2. Le film autobiographique témoigne d'un manque d'invention de la part du cinéaste. Il y a moins de travail de la part du cinéaste. Il y a moins de travail à faire, puisque la matière est déjà là, à portée de main, toute prête. Il n'y a pas à se torturer les méninges pour trouver une intrigue inédite ni à faire une longue enquête sur les mœurs des baleiniers du Kamtchatka. Là encore, on retrouve la vieille rengaine classique qui couronne la fatigue et la sueur, et méprise la facilité. Il est certes immoral qu'un cinéaste puisse rater un film après avoir bossé des années sur son scénario et dépensé des dizaines de millions au tournage, tandis qu'un autre réussira la sien à partir d'un script échafaudé en quatre jours et en tournant trois semaines avec trois fois rien, mais c'est la loi de l'expression artistique.

La matière autobiographique offre par contre un gros avantage : il y a là une connaissance directe de la réalité, précieuse, irrémplaçable, qui choque souvent parce que la Vérité est insolite, alors que le travail d'enquête repose souvent sur la parole de tiers, et les trasvestissements qui en découlent.

3. Le film autobiographique – et c'est ce qui gêne les producteurs, soucieux de miser sur des poulains à longue carrière – risque d'être sans lendemain : est-ce que le cinéaste pourra tourner quelque chose d'intéressant une fois qu'il aura épuisé le film de sa propre vie ? C'était le problème du grand ciénaste Bill Douglas, comme celui de l'écrivain Cavanna. Mais certains s'en tirent très bien, comme Allen, qui a réussi à exploiter avec brio sa vie trente ans durant, et c'est pas fini.

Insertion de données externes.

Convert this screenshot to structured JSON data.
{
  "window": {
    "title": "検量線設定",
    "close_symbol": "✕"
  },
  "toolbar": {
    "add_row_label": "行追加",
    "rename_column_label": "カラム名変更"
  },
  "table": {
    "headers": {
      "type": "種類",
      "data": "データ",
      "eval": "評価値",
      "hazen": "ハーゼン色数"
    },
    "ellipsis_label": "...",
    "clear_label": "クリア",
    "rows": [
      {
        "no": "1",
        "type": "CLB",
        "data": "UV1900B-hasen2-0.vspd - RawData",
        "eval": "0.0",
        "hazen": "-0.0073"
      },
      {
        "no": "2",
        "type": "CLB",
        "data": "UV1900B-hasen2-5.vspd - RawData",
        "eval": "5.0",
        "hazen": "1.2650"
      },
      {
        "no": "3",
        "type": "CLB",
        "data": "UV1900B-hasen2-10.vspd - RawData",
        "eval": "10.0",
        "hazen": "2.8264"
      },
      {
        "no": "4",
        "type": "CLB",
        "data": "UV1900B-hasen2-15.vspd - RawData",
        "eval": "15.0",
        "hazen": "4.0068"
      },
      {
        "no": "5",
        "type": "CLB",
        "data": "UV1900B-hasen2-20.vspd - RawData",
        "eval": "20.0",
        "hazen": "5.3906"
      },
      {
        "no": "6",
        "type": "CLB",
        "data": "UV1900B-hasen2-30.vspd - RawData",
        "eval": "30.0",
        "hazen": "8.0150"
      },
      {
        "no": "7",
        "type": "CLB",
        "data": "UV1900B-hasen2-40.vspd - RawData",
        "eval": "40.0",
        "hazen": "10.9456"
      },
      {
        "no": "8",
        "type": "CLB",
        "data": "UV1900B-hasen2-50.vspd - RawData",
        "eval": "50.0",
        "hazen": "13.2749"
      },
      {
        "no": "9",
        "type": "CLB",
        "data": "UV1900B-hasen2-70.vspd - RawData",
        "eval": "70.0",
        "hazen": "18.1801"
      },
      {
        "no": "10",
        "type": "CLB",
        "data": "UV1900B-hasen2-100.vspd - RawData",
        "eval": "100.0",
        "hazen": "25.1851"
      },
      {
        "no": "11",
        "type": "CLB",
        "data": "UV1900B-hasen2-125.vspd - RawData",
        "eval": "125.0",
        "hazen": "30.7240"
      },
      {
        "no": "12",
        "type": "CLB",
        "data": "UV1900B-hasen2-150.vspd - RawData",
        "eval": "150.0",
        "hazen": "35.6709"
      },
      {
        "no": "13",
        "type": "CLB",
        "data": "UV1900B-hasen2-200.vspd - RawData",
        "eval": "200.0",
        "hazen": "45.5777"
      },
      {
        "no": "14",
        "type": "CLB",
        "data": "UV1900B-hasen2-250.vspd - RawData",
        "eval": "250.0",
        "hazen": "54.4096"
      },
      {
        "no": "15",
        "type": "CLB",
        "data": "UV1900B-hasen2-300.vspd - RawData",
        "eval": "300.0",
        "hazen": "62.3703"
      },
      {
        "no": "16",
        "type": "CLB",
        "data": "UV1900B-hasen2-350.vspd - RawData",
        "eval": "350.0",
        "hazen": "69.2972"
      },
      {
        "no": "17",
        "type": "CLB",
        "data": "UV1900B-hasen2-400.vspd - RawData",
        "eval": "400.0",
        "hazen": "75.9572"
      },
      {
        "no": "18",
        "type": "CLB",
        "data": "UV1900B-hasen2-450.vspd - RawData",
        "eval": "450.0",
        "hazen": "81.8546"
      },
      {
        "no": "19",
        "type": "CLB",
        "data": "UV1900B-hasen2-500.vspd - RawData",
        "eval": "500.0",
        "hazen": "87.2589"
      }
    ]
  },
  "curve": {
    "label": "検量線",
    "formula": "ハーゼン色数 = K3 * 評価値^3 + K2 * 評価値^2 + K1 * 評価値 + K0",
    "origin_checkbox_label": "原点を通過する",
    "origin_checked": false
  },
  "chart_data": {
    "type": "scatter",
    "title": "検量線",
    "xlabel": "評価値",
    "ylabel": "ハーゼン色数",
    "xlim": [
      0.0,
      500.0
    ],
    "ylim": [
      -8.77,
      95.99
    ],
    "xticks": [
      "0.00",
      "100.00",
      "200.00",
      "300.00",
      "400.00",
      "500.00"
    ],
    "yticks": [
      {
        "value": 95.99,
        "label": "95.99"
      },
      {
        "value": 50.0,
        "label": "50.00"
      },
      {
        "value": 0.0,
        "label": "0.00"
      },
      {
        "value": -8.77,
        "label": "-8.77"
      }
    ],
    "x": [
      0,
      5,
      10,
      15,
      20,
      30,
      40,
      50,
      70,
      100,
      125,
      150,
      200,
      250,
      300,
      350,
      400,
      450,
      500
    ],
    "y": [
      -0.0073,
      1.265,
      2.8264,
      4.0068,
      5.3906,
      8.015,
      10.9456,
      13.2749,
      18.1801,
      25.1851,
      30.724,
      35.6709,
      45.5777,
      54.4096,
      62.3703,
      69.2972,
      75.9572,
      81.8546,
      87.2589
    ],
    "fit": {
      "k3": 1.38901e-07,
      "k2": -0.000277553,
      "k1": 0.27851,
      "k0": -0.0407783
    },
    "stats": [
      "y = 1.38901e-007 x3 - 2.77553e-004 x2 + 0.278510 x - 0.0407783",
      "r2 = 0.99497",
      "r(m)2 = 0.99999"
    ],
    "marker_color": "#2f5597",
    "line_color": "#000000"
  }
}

L'autobiographie, c'est un faux problème. Il est très difficile – faute d'information – de savoir si un film d'une contrée ou d'une époque lointaine, a une base autobiographique. On accusera parfois un film français d'être nombriliste, ça n'arrivera jamais à un film sénégalais ou japonais. Et pourtant, la présence du double dans Kagmusha est une référence au complexe d'infériorité vis-à-vis de son grand frère dont souffre Kurosawa. Ou Why Change your Life ? (DeMille, 1919) reconstitue un crêpage de chignon entre deux de ses maîtresses. Le grand champion du spectacle DeMille n'est-il pas aussi nombriliste que Garrel ?

A l'opposé, j'ai joué souvent la carte du faux dans mes films dits autobiographiques : Ma première brasse peut passer pour un film narcissique, étant donné que j'en suis l'interprète. Or, il s'agit d'un homme qui désire avant tout apprendre à nager, alors que dans la vie, je suis très fier de ne pas savoir nager. C'est donc l'exact contraire de l'autobiographie, que j'introduis plus volontiers – excellent masque – à travers mes personnages féminins.

Impossible de savoir où se cache vraiment l'autobiographie. Peut-être que tous le sbons films sont autobiographiques.